Mi mascota y yo no hacíamos más que observarnos
sumergidos en la espesura del bosque
tendidos sobre los helechos.
Condesa se llamaba
y era sumamente juguetona:
daba elevados saltos
persiguiendo saltamontes
a los cuales jamás les ocasionaba daño;
ya se lo había advertido seriamente
y ella lo aprendió sin protestar.
Estoy convencido de que igual que yo
disfrutaba la soledad;
a veces nuestras miradas se encontraban
después de haber estado
observando el horizonte:
¡nos parecía que el sol se juntaba con la tierra!

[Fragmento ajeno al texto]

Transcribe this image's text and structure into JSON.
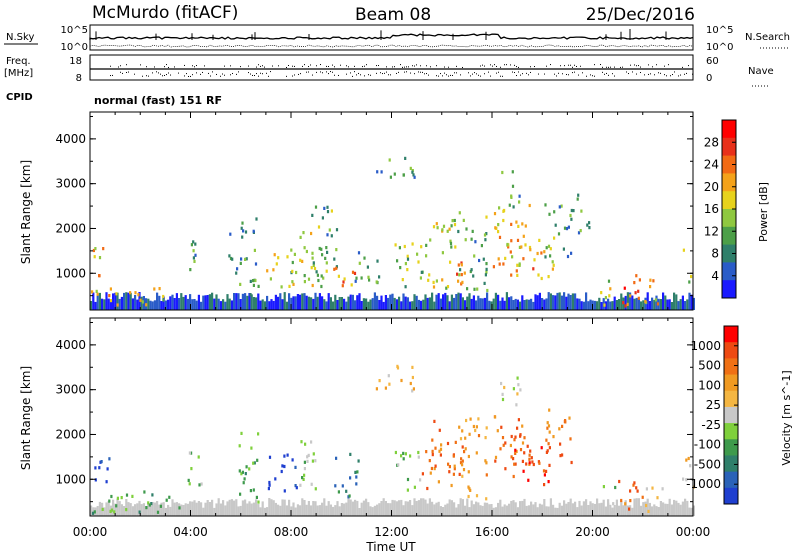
{
  "header": {
    "station": "McMurdo (fitACF)",
    "beam": "Beam 08",
    "date": "25/Dec/2016"
  },
  "strip1": {
    "left_label": "N.Sky",
    "right_label": "N.Search",
    "left_ticks": [
      "10^5",
      "10^0"
    ],
    "right_ticks": [
      "10^5",
      "10^0"
    ]
  },
  "strip2": {
    "left_label_top": "Freq.",
    "left_label_bottom": "[MHz]",
    "right_label": "Nave",
    "left_ticks": [
      "18",
      "8"
    ],
    "right_ticks": [
      "60",
      "0"
    ]
  },
  "cpid": {
    "label": "CPID",
    "text": "normal (fast) 151 RF"
  },
  "chart_data": [
    {
      "type": "heatmap",
      "name": "power",
      "ylabel": "Slant Range [km]",
      "yticks": [
        1000,
        2000,
        3000,
        4000
      ],
      "ylim": [
        180,
        4600
      ],
      "xticks": [
        "00:00",
        "04:00",
        "08:00",
        "12:00",
        "16:00",
        "20:00",
        "00:00"
      ],
      "colorbar": {
        "label": "Power [dB]",
        "ticks": [
          "28",
          "24",
          "20",
          "16",
          "12",
          "8",
          "4"
        ],
        "colors": [
          "#1a1aff",
          "#2a5cc8",
          "#2f7f6a",
          "#4c9f48",
          "#8fc840",
          "#e7d21c",
          "#f4a21a",
          "#f26a14",
          "#e8301a",
          "#ff0000"
        ]
      },
      "blobs": [
        {
          "t": 0.3,
          "r": 1250,
          "dt": 0.3,
          "dr": 400,
          "p": 18
        },
        {
          "t": 1.5,
          "r": 500,
          "dt": 1.5,
          "dr": 220,
          "p": 16
        },
        {
          "t": 4.1,
          "r": 1300,
          "dt": 0.3,
          "dr": 450,
          "p": 10
        },
        {
          "t": 5.8,
          "r": 1500,
          "dt": 0.3,
          "dr": 500,
          "p": 8
        },
        {
          "t": 6.3,
          "r": 1400,
          "dt": 0.4,
          "dr": 900,
          "p": 10
        },
        {
          "t": 7.6,
          "r": 1150,
          "dt": 0.6,
          "dr": 450,
          "p": 14
        },
        {
          "t": 8.6,
          "r": 1350,
          "dt": 0.5,
          "dr": 600,
          "p": 14
        },
        {
          "t": 9.3,
          "r": 1700,
          "dt": 0.5,
          "dr": 1100,
          "p": 10
        },
        {
          "t": 10.1,
          "r": 950,
          "dt": 0.45,
          "dr": 350,
          "p": 22
        },
        {
          "t": 11.0,
          "r": 1100,
          "dt": 0.5,
          "dr": 450,
          "p": 10
        },
        {
          "t": 12.1,
          "r": 3300,
          "dt": 0.8,
          "dr": 300,
          "p": 8
        },
        {
          "t": 12.6,
          "r": 1200,
          "dt": 0.5,
          "dr": 500,
          "p": 12
        },
        {
          "t": 13.8,
          "r": 1500,
          "dt": 0.7,
          "dr": 800,
          "p": 14
        },
        {
          "t": 14.4,
          "r": 1000,
          "dt": 0.5,
          "dr": 400,
          "p": 22
        },
        {
          "t": 15.2,
          "r": 1500,
          "dt": 0.6,
          "dr": 900,
          "p": 10
        },
        {
          "t": 16.8,
          "r": 1850,
          "dt": 0.8,
          "dr": 700,
          "p": 18
        },
        {
          "t": 17.6,
          "r": 1350,
          "dt": 0.9,
          "dr": 500,
          "p": 20
        },
        {
          "t": 16.7,
          "r": 2850,
          "dt": 0.4,
          "dr": 450,
          "p": 10
        },
        {
          "t": 18.6,
          "r": 2000,
          "dt": 0.6,
          "dr": 600,
          "p": 8
        },
        {
          "t": 19.6,
          "r": 2300,
          "dt": 0.3,
          "dr": 500,
          "p": 8
        },
        {
          "t": 20.6,
          "r": 600,
          "dt": 0.3,
          "dr": 350,
          "p": 14
        },
        {
          "t": 21.5,
          "r": 650,
          "dt": 0.5,
          "dr": 380,
          "p": 24
        },
        {
          "t": 22.4,
          "r": 600,
          "dt": 0.4,
          "dr": 300,
          "p": 18
        },
        {
          "t": 23.8,
          "r": 1200,
          "dt": 0.25,
          "dr": 400,
          "p": 12
        }
      ]
    },
    {
      "type": "heatmap",
      "name": "velocity",
      "ylabel": "Slant Range [km]",
      "yticks": [
        1000,
        2000,
        3000,
        4000
      ],
      "ylim": [
        180,
        4600
      ],
      "xlabel": "Time UT",
      "xticks": [
        "00:00",
        "04:00",
        "08:00",
        "12:00",
        "16:00",
        "20:00",
        "00:00"
      ],
      "colorbar": {
        "label": "Velocity [m s^-1]",
        "ticks": [
          "1000",
          "500",
          "100",
          "25",
          "-25",
          "-100",
          "-500",
          "-1000"
        ],
        "colors": [
          "#1f3fd0",
          "#2a62b8",
          "#2f7f6a",
          "#3e9a4c",
          "#7fd03c",
          "#c8c8c8",
          "#f4b642",
          "#f09a22",
          "#f07014",
          "#ee4a12",
          "#ff0000"
        ]
      },
      "blobs": [
        {
          "t": 0.4,
          "r": 1200,
          "dt": 0.35,
          "dr": 400,
          "v": 0
        },
        {
          "t": 1.8,
          "r": 520,
          "dt": 1.8,
          "dr": 260,
          "v": 3
        },
        {
          "t": 4.1,
          "r": 1300,
          "dt": 0.3,
          "dr": 450,
          "v": 4
        },
        {
          "t": 6.3,
          "r": 1400,
          "dt": 0.4,
          "dr": 900,
          "v": 3
        },
        {
          "t": 7.6,
          "r": 1150,
          "dt": 0.6,
          "dr": 450,
          "v": 0
        },
        {
          "t": 8.6,
          "r": 1350,
          "dt": 0.5,
          "dr": 600,
          "v": 4
        },
        {
          "t": 10.2,
          "r": 1100,
          "dt": 0.5,
          "dr": 500,
          "v": 2
        },
        {
          "t": 12.1,
          "r": 3300,
          "dt": 0.8,
          "dr": 300,
          "v": 6
        },
        {
          "t": 12.6,
          "r": 1250,
          "dt": 0.5,
          "dr": 500,
          "v": 4
        },
        {
          "t": 14.0,
          "r": 1600,
          "dt": 0.8,
          "dr": 800,
          "v": 8
        },
        {
          "t": 15.2,
          "r": 1500,
          "dt": 0.6,
          "dr": 900,
          "v": 7
        },
        {
          "t": 16.8,
          "r": 1900,
          "dt": 0.8,
          "dr": 700,
          "v": 8
        },
        {
          "t": 17.6,
          "r": 1350,
          "dt": 0.9,
          "dr": 500,
          "v": 9
        },
        {
          "t": 16.7,
          "r": 2900,
          "dt": 0.4,
          "dr": 450,
          "v": 5
        },
        {
          "t": 18.6,
          "r": 2000,
          "dt": 0.6,
          "dr": 600,
          "v": 8
        },
        {
          "t": 20.6,
          "r": 600,
          "dt": 0.3,
          "dr": 350,
          "v": 4
        },
        {
          "t": 21.5,
          "r": 680,
          "dt": 0.5,
          "dr": 380,
          "v": 8
        },
        {
          "t": 22.4,
          "r": 600,
          "dt": 0.4,
          "dr": 300,
          "v": 5
        },
        {
          "t": 23.8,
          "r": 1200,
          "dt": 0.25,
          "dr": 400,
          "v": 6
        }
      ]
    }
  ]
}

allende la lejanía dibujaba
preciosos atardeceres.
Cuando ya el sol proyectaba sus postreros rayos,
recogíamos nuestros escasos bártulos
y como si apostásemos carreras
nuevamente regresábamos al poblado
con los pulmones remozados:
¡luego de haber inhalado el aire fresco y descontaminado!
También nuestros ojos lucían limpios
después de haber observado el copioso verde
y los árboles espigados
más que todo pinos, robles y eucaliptos.
En conclusión: llegábamos a casa
henchidos de olores y colores
naturales y frescos
como no suelen verse en la asfixiante urbe.